The generators of a Lie group are just a basis for the corresponding Lie algebra. The standard way to find the Lie algebra of a matrix Lie group like $SU(2)$ is to start with the defining expressions of the group:

$$g^\dagger g = \mathbb I,\qquad \operatorname{det}(g) = 1$$

From there, you say that $g = e^{iA} \approx \mathbb I + i A$, and try to determine the properties of $A$. One finds that $$g^\dagger g \simeq \mathbb I + i(A-A^\dagger) = \mathbb I \implies A=A^\dagger$$ and $$\operatorname{det}(g) \simeq \operatorname{det}(\mathbb I + iA) \simeq 1 + i\operatorname{Tr}(A) = 1 \implies \operatorname{Tr}(A) = 0$$

so the matrix Lie algebra $\frak{su}(2)$ is the space of $2\times 2$ Hermitian, trace-free matrices. You can choose whatever basis you'd like for this space, but the Pauli matrices

$$\sigma_1 = \pmatrix{0 & 1 \\ 1 & 0} \qquad \sigma_2 = \pmatrix{0 & -i \\ i & 0} \qquad \sigma_3 = \pmatrix{1 & 0 \\ 0 & -1}$$

are a conveniently available choice, with commutation relations $$[\sigma_i,\sigma_j] = 2i\epsilon_{ijk} \sigma_k$$

Answer 3

Now that this question has been migrated to Mathematics.SE, I want to clarify that the following answer is from a physics perspective, using terms the way that they are conventionally defined in physics literature.

Both are correct. You can choose many different sets of generators for any given Lie algebra. The generators span a vector space, so switching generators just corresponds to changing basis vectors in that vector space. The commutation relations may change depending on the choice of basis. However, since any new set of generators can be written as linear combinations of any other set of generators, specifying the commutation relations for a given set of generators is sufficient to fix the commutation relations for all other sets of generators. Thus the Lie algebra is determined by the commutation relations of any one set of generators.

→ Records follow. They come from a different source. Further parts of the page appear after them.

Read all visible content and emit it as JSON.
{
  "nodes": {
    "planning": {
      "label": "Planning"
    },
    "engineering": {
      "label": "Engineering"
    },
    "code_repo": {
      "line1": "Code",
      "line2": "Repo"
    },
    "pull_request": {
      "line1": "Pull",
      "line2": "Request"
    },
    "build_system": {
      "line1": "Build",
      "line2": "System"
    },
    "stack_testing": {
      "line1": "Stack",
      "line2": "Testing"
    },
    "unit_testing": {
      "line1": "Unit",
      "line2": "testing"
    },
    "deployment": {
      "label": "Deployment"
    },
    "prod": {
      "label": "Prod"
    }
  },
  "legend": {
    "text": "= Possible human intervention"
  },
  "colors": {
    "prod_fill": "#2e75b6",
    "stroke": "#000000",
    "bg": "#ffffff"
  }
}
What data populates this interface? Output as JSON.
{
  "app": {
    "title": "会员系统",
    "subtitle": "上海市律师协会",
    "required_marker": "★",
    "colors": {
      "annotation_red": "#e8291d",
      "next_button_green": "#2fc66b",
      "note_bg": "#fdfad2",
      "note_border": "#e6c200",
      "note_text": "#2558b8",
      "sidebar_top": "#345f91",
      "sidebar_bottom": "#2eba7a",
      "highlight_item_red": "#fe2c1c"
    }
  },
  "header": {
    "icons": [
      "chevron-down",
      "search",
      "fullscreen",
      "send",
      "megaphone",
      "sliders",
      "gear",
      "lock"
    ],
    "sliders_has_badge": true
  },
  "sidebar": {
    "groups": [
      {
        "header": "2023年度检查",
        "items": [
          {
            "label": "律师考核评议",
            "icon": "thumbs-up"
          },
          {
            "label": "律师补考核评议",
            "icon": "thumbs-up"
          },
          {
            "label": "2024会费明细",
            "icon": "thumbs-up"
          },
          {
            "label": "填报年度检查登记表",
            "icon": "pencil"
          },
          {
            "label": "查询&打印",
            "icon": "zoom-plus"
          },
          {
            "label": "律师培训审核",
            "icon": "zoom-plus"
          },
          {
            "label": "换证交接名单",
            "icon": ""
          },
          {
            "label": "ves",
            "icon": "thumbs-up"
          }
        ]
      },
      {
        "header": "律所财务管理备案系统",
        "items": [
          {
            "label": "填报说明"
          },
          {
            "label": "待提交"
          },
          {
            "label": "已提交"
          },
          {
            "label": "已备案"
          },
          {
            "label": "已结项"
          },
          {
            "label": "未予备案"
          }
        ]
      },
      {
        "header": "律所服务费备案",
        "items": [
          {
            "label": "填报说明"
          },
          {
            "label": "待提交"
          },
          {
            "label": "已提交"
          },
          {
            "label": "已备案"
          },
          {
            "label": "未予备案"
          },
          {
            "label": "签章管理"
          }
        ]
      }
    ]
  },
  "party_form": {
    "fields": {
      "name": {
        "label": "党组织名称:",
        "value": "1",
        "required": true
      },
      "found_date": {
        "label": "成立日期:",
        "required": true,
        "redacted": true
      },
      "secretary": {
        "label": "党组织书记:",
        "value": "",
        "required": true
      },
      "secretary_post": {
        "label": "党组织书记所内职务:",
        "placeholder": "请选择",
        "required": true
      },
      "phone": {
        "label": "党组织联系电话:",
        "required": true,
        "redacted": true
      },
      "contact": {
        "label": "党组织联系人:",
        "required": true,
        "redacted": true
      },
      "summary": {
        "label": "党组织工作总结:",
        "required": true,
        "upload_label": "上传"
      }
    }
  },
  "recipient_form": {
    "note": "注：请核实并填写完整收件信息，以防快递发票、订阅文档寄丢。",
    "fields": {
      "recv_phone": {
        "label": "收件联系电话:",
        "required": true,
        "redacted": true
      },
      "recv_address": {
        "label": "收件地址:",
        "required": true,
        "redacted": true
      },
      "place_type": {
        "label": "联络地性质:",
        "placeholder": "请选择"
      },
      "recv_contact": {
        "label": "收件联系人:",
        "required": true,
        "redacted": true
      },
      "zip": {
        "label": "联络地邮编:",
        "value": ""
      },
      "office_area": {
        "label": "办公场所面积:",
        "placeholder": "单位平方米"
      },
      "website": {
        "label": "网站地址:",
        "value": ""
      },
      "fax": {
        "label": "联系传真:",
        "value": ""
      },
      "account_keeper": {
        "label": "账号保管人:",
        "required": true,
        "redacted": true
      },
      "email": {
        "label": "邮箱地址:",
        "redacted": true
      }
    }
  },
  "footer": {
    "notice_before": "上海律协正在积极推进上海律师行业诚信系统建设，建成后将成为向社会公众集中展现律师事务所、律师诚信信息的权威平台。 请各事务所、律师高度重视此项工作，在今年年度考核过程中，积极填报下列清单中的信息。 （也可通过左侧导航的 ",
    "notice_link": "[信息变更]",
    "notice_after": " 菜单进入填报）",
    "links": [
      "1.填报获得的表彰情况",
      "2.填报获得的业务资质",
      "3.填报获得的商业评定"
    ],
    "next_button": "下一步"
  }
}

If you have a set of generators and their commutation relations, and you are concerned about determining which Lie algebra they belong to, you can enforce a normalization condition. This is analogous to choosing an orthonormal basis in a Euclidean vector space. In this situation, you could enforce a normalization condition like $\text{tr}(t_it_j)\propto\delta_{ij}$. This does not hold for the set $J_0$, $J_+$, and $J_-$ because $J_+J_-$ and $J_-J_+$ are not traceless.

Answer 4

Just to add a little bit to J. Murray's already excellent answer: The designation of the generators with a subscript $+$ and $-$ comes from the sum and difference of the non-diagonal generators. [This can be generalized to arbitrary SU(n).] The reason for doing this is to treat these generators as some kind raising and lower operators. If you want to know more you can read about Cartan sub-algebras.